The system is flawed, it will always be flawed. some innocent people will be imprisoned, some guilty people will never be caught. Since its impossible to change this i think the system should be designed with this in mind;

what we would like to do with the 'guilty'? what would sit right? this is not the question we should be asking about a flawed system as we can never be sure who is guilty.

Instead take a look at someone innocent, your daughter, wife, your son; And ask what you would be willing to put them through if it was their turn to be the innocent people imprisoned? i'm sure the list would be short, the necessities, remove; freedom? ok. But access to education? entertainment? social interaction? protection? What would sit right with you knowing that your loved ones risked this existence every day?

This is the reason i hate the death penalty, forced labour, solitary, and all inhuman, cruel and dehumanizing things that our prisons employ.. These things don't protect us, they exist only due to vindictiveness; And they ignore the inevitability of mistakes.

The more we learn about human psychology the harder it is to take a criminal and say "this is a bad person who is wholly responsible for their behavior and deserves what they get".

For a vast, huge majority of victims of crime by far and way the most valuable thing to them is not retribution or vindication, it is their own attempt to regain safety. The knowledge their assailant is no longer able to hurt others is so much more substantial on average to victims than the knowledge their assailant is suffering or dead.

Retribution is a tart feeling. Its empty. It gives you a moment of animal hormone rush before you realize it isn't gaining anyone anything. Its just part of being angry.

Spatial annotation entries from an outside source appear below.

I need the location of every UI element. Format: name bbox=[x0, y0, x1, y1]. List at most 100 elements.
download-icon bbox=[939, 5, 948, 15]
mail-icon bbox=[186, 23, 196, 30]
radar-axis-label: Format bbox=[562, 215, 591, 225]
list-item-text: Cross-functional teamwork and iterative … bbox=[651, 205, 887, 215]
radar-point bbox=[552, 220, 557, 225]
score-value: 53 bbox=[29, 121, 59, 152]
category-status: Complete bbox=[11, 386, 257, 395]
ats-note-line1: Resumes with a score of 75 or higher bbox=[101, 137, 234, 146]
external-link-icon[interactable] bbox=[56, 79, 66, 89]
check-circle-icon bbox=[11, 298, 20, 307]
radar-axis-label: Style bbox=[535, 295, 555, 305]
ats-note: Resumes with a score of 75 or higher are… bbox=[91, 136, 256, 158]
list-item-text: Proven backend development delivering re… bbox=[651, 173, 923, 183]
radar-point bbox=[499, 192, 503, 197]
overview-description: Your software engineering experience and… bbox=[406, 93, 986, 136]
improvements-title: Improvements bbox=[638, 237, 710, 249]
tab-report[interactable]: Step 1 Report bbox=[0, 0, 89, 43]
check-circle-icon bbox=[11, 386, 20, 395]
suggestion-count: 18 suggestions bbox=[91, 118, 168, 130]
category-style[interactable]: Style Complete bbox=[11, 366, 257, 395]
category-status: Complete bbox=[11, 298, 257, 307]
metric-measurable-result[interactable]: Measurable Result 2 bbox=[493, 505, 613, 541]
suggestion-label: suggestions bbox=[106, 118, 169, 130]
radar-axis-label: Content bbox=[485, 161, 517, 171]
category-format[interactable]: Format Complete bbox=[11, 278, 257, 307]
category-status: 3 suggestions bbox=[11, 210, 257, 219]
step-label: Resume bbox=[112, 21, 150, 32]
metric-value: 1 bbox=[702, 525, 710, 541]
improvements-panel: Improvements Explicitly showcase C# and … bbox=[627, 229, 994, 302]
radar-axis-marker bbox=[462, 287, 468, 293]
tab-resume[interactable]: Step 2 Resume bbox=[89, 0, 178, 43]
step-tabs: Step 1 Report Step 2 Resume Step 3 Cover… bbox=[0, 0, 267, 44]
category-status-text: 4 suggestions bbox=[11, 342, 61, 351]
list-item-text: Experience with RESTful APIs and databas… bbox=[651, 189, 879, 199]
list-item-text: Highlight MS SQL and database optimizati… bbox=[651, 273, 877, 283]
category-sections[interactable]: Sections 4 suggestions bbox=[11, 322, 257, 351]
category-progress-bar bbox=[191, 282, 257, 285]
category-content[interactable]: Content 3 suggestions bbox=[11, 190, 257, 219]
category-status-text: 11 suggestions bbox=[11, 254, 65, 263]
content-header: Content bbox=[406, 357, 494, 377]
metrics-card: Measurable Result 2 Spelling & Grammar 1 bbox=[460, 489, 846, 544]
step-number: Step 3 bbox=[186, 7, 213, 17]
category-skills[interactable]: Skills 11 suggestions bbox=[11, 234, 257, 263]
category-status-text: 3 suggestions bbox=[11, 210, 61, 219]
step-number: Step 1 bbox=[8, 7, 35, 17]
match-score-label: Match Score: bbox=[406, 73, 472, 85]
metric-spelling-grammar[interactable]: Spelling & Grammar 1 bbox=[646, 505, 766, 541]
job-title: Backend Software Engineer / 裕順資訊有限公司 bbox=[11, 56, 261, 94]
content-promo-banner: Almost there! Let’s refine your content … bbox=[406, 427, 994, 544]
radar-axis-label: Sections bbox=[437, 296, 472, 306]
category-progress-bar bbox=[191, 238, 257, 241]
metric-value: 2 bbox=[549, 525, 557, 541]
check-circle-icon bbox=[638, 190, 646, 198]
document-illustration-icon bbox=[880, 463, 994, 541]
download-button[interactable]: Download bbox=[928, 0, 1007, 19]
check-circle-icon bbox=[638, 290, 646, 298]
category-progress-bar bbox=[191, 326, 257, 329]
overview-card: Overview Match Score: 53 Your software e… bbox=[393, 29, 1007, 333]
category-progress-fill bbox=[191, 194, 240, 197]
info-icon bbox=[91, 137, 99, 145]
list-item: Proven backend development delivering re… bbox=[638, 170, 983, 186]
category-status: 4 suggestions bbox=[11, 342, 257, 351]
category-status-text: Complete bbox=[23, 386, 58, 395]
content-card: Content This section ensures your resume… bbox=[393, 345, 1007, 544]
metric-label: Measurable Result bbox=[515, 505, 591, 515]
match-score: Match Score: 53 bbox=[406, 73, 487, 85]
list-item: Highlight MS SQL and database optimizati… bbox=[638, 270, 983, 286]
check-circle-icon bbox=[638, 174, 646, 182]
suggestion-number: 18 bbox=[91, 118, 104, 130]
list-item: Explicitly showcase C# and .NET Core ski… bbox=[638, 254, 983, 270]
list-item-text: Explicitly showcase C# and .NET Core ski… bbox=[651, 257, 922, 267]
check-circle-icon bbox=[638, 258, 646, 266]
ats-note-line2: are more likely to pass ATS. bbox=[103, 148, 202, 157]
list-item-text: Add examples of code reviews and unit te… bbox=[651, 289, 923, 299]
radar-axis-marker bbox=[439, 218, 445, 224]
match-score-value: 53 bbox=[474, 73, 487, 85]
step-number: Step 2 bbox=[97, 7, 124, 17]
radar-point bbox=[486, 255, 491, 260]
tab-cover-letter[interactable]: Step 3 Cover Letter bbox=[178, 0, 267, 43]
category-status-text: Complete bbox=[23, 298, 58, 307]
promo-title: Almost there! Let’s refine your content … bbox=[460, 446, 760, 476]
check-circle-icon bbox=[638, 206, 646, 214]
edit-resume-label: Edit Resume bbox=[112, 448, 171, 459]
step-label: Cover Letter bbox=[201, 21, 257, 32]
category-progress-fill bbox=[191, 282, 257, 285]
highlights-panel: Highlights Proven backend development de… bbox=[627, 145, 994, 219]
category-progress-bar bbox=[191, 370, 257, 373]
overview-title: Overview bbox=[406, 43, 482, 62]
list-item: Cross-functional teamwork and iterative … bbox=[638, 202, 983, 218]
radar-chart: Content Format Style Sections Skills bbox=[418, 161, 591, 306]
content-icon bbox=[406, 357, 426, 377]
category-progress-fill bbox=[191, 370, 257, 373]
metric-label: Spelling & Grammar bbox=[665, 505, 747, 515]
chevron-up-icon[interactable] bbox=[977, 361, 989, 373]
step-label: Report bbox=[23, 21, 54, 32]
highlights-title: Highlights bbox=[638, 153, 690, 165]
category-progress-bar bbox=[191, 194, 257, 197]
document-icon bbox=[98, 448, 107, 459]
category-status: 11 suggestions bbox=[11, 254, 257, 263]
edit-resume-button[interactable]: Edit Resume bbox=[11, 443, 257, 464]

Yes, of course if you were involved in a crime, or someone you loved, you would want retribution. We all would feel that way. Our brains are wired too strongly to react in that manner. Its a survival instinct, one of those deeply rooted behaviors you cannot undo like the gag or drowning reflexes. That is why it is so valuable that those of us not under its influence recognize it doesn't serve a practical purpose in civilized society. You retaliate to save your life from an immediate threat, and you use that instinctual bloodlust to insure the threat is neutralized. You don't channel it to use state institutions to harm people long term to appease your animal brain in the same way you don't guzzle cheese wiz all the time because your brain keeps telling you to eat so long as food is available. We have that instinct, both to eat endlessly and be sedentary and to seek retribution. Neither are rational, and both require discipline to restrain, not glorify.